You should see the mess my room is in. It’s a good thing you can’t or I’m sure you’d never marry me. I just detest housework, too. I got out all my old letters and there isn’t enough room to get them back—can’t understand it—oh, well—maybe I should throw them away.

Honey, do you worry about things? I hope you do in a way because I don’t & one of us has to. I really mean it when I say I want you to be boss, honey. I hate men who let women tell them what to do & run their lives. Of course that doesn’t go all the time; there have to be exceptions to everything; but, I want you to be the one who finally makes all the big & most of the small decisions. That’s the way you’d like it, isn’t it honey?

Wonder what we’re going to do this weekend. Gee, it will probably fly again only twice as fast because of the long (hah, hah) weekend last week.

What a crazy letter this is—I feel very wacky now. I wish you were here. Well, tomorrow isn’t too far away. I love you so. You’re too wonderful.

Well, I have a fairly good idea of what I’m getting for Bobby & Mom (yours) but Nanny is a problem—Don’t know what on earth she’d like. You’re a problem, too—I love problems like you, though.

Have you heard anything definite about Advanced? Woody & I were going mad trying to decide whether Kansas was a state. I was sure it was because in the “Wizard of Oz” the girl came from Kansas. Woody was almost convinced by that argument. Boy, we sure know geography.

Wonder what will happen with Woody & Steve this weekend. It should prove interesting anyhow. That was a dirty trick—you writing that you were going to find out how Woody felt towards Steve & then hoping I wouldn’t get it ‘til Monday. The trouble was that I didn’t.
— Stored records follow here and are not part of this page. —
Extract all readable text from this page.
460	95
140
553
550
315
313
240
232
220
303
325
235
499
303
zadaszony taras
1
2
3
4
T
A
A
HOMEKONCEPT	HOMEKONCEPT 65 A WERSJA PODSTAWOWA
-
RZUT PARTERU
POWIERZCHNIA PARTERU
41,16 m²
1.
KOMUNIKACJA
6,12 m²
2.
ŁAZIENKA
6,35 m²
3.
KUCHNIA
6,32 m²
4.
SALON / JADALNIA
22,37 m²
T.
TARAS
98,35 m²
This darned cold won’t go away. I wish you’d keep it this weekend instead of giving it back. I love you, though.

Honey, what do you think you’d have done if I hadn’t let you kiss me that first night. That’s something that I’ve done once before. It was quite a surprise to me—I was wondering all evening what I’d say to you. I’ll probably have talked to you about that this Saturday anyway. Maybe if I mail this tonight, you’ll get it tomorrow morning. It doesn’t seem probable but who knows.

Last night I was listening to the war news. Golly, hon, I don’t see how they can possibly beat Japan before three years. They’re all over China & on so many of those islands. All the experts were predicting that Germany would be defeated in October. We’re far from victory there, too. It just seems as if the war would never end. The worst of it is, for me, I’m not doing one thing to help win the war. Buying war bonds, but outside of that nothing. I wish I could act or sing or play some instrument & go overseas in a U. S. O. camp show. Then I’d feel as if I were doing at least some little thing to help. That wouldn’t be much, but at least it would be something. I wonder if I should get a war job. That wouldn’t be too smart because I know I’m not fitted for that sort of thing. But, honey, when we’re married, I won’t be content to be doing nothing to get you home sooner.
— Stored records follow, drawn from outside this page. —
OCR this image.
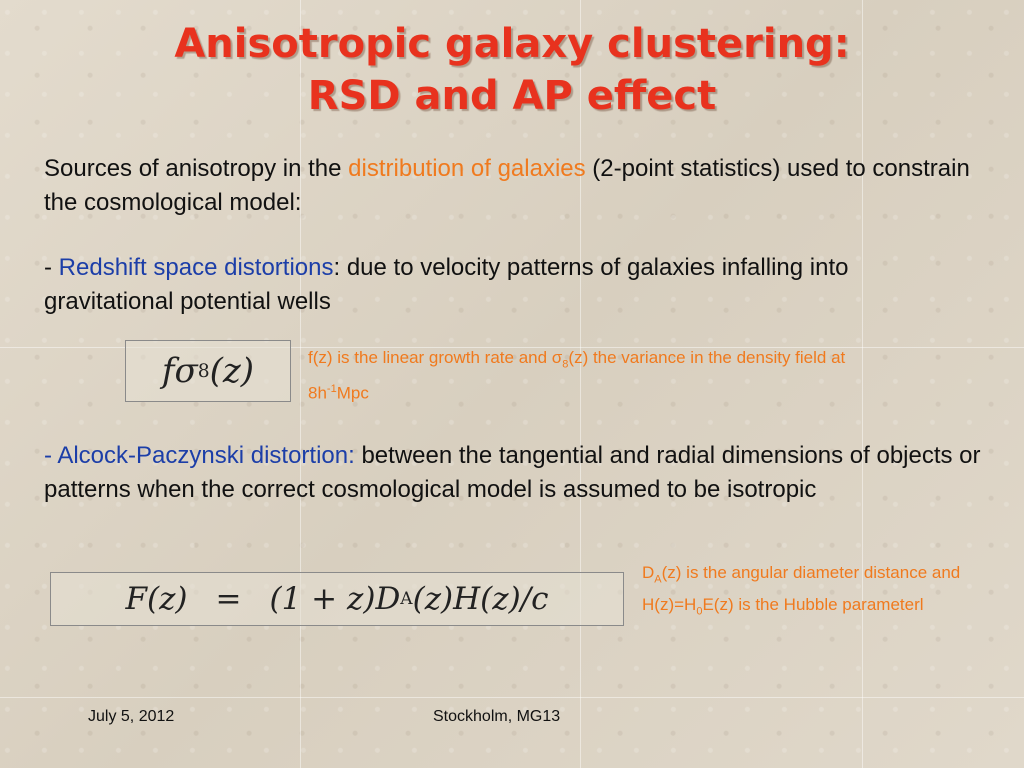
Anisotropic galaxy clustering:
RSD and AP effect
Sources of anisotropy in the distribution of galaxies (2-point statistics) used to constrain the cosmological model:
- Redshift space distortions: due to velocity patterns of galaxies infalling into gravitational potential wells
f σ 8 (z)	f(z) is the linear growth rate and $\sigma_8(z)$ the variance in the density field at $8h^{-1}Mpc$
- Alcock-Paczynski distortion: between the tangential and radial dimensions of objects or patterns when the correct cosmological model is assumed to be isotropic
F(z) = (1 + z)D A (z)H(z)/c
$D_A(z)$ is the angular diameter distance and $H(z)=H_0E(z)$ is the Hubble parameterl
July 5, 2012	Stockholm, MG13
I’d like to do nurse’s aide work but I haven’t enough free time to do it. Besides all the classes are during the day. I wish the war would end.
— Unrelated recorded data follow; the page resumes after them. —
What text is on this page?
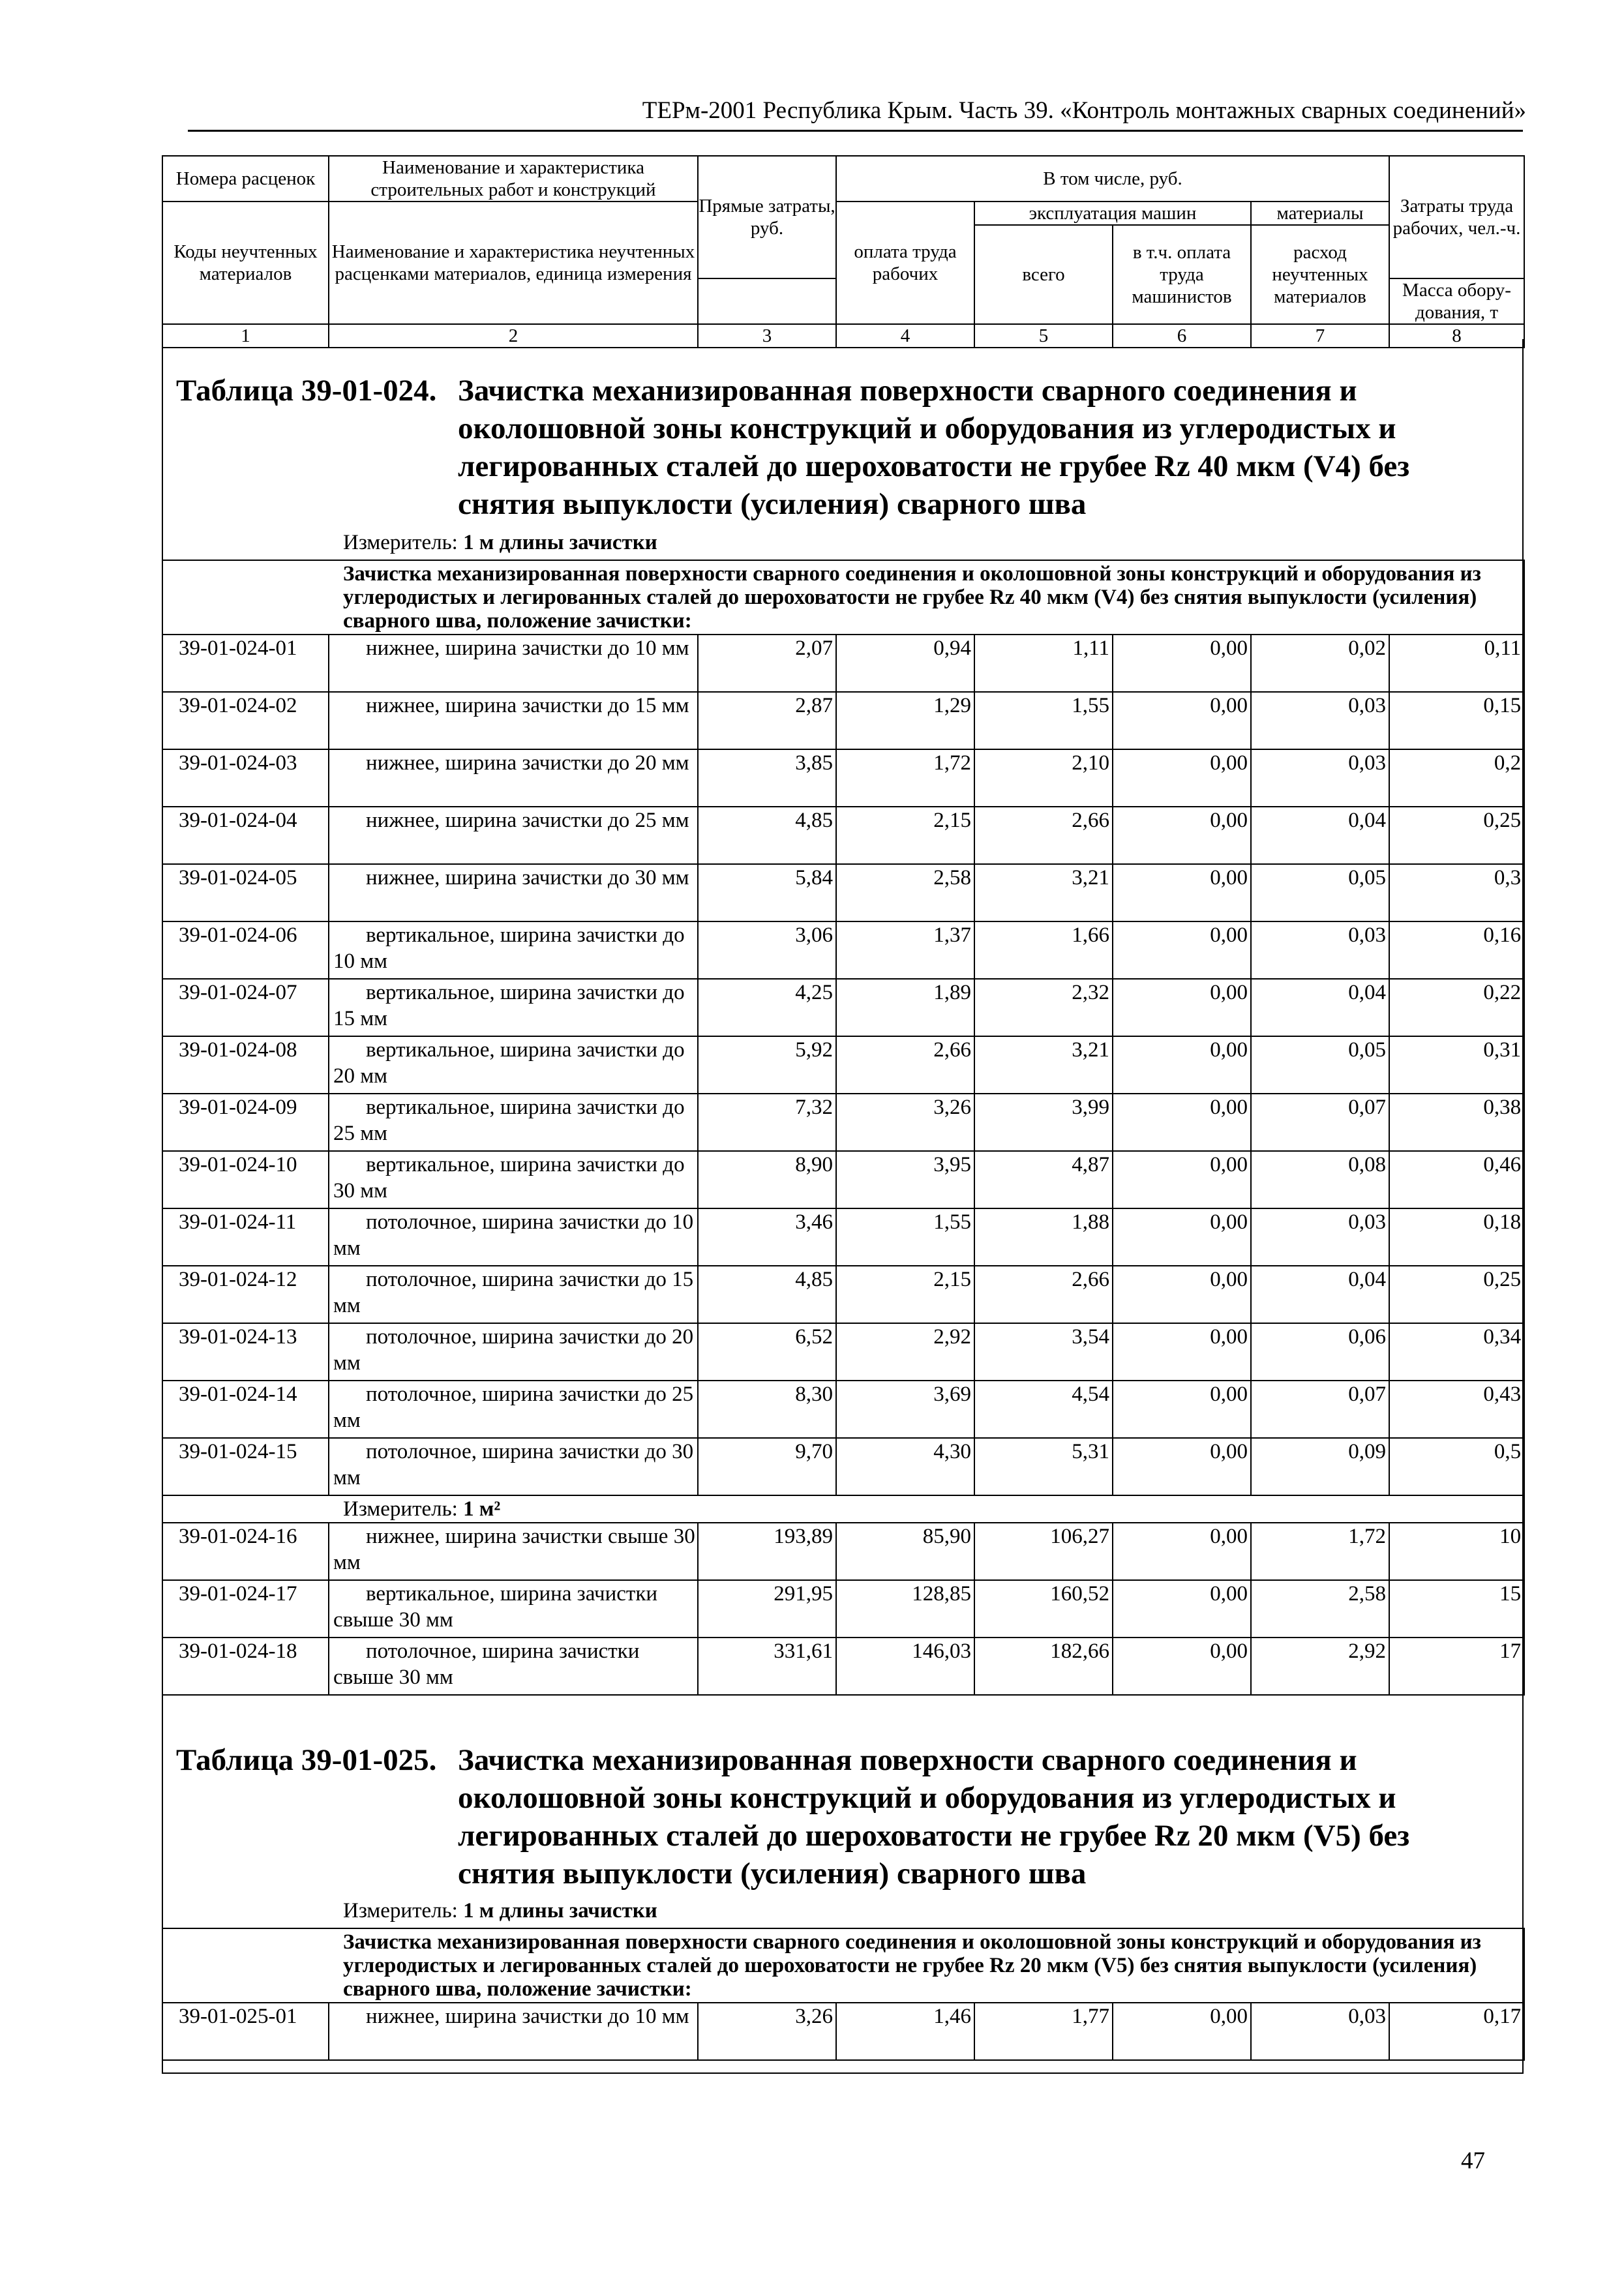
ТЕРм-2001 Республика Крым. Часть 39. «Контроль монтажных сварных соединений»
Номера расценок	Наименование и характеристика строительных работ и конструкций	Прямые затраты, руб.	В том числе, руб.				Затраты труда рабочих, чел.-ч.
Коды неучтенных материалов	Наименование и характеристика неучтенных расценками материалов, единица измерения		оплата труда рабочих	эксплуатация машин		материалы	
				всего	в т.ч. оплата труда машинистов	расход неучтенных материалов	
							Масса обору-дования, т
1	2	3	4	5	6	7	8
Таблица 39-01-024. Зачистка механизированная поверхности сварного соединения и околошовной зоны конструкций и оборудования из углеродистых и легированных сталей до шероховатости не грубее Rz 40 мкм (V4) без снятия выпуклости (усиления) сварного шва
Измеритель: 1 м длины зачистки
Зачистка механизированная поверхности сварного соединения и околошовной зоны конструкций и оборудования из углеродистых и легированных сталей до шероховатости не грубее Rz 40 мкм (V4) без снятия выпуклости (усиления) сварного шва, положение зачистки:							
39-01-024-01	нижнее, ширина зачистки до 10 мм	2,07	0,94	1,11	0,00	0,02	0,11
39-01-024-02	нижнее, ширина зачистки до 15 мм	2,87	1,29	1,55	0,00	0,03	0,15
39-01-024-03	нижнее, ширина зачистки до 20 мм	3,85	1,72	2,10	0,00	0,03	0,2
39-01-024-04	нижнее, ширина зачистки до 25 мм	4,85	2,15	2,66	0,00	0,04	0,25
39-01-024-05	нижнее, ширина зачистки до 30 мм	5,84	2,58	3,21	0,00	0,05	0,3
39-01-024-06	вертикальное, ширина зачистки до 10 мм	3,06	1,37	1,66	0,00	0,03	0,16
39-01-024-07	вертикальное, ширина зачистки до 15 мм	4,25	1,89	2,32	0,00	0,04	0,22
39-01-024-08	вертикальное, ширина зачистки до 20 мм	5,92	2,66	3,21	0,00	0,05	0,31
39-01-024-09	вертикальное, ширина зачистки до 25 мм	7,32	3,26	3,99	0,00	0,07	0,38
39-01-024-10	вертикальное, ширина зачистки до 30 мм	8,90	3,95	4,87	0,00	0,08	0,46
39-01-024-11	потолочное, ширина зачистки до 10 мм	3,46	1,55	1,88	0,00	0,03	0,18
39-01-024-12	потолочное, ширина зачистки до 15 мм	4,85	2,15	2,66	0,00	0,04	0,25
39-01-024-13	потолочное, ширина зачистки до 20 мм	6,52	2,92	3,54	0,00	0,06	0,34
39-01-024-14	потолочное, ширина зачистки до 25 мм	8,30	3,69	4,54	0,00	0,07	0,43
39-01-024-15	потолочное, ширина зачистки до 30 мм	9,70	4,30	5,31	0,00	0,09	0,5
Измеритель: 1 м²							
39-01-024-16	нижнее, ширина зачистки свыше 30 мм	193,89	85,90	106,27	0,00	1,72	10
39-01-024-17	вертикальное, ширина зачистки свыше 30 мм	291,95	128,85	160,52	0,00	2,58	15
39-01-024-18	потолочное, ширина зачистки свыше 30 мм	331,61	146,03	182,66	0,00	2,92	17
Таблица 39-01-025. Зачистка механизированная поверхности сварного соединения и околошовной зоны конструкций и оборудования из углеродистых и легированных сталей до шероховатости не грубее Rz 20 мкм (V5) без снятия выпуклости (усиления) сварного шва
Измеритель: 1 м длины зачистки
Зачистка механизированная поверхности сварного соединения и околошовной зоны конструкций и оборудования из углеродистых и легированных сталей до шероховатости не грубее Rz 20 мкм (V5) без снятия выпуклости (усиления) сварного шва, положение зачистки:
39-01-025-01	нижнее, ширина зачистки до 10 мм	3,26	1,46	1,77	0,00	0,03	0,17
47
I was just thinking of the places they might send you & this struck me very funny. Suppose they sent you to South America. That I’d like but Bill’s there & wouldn’t it be a riot if he were put in your crew. It really was a wierd [sic] thought but as you can see I’m just writing anything that comes to my mind.

Well, darling, I’d better get busy & straighten up this room. Golly, what a job. I hope you’re neat & orderly because then you’ll be a good influence on me. You are anyway.

I love you very, very much. Please don’t forget to write when you get a chance. It’s awful not to get a letter from you. I love you, honey. Now I have to wait for Mom to call & tell me what you said. I hope we can go early, darling. Every minute more that I can be with you is wonderful. I miss you so & it’s just as lonesome as it can be without you, darling. I love you, honey.

I wish tomorrow would hurry & get here but take it’s time about leaving. Why does time have to go so slowly when you’re at Stewart & so quickly when you’re home. That’s love maybe. Remind me some time to tell you how wonderful you are—

I love you, honey—

All my love,
Dottie

P. S. Are you legal yet? (Your name, I mean).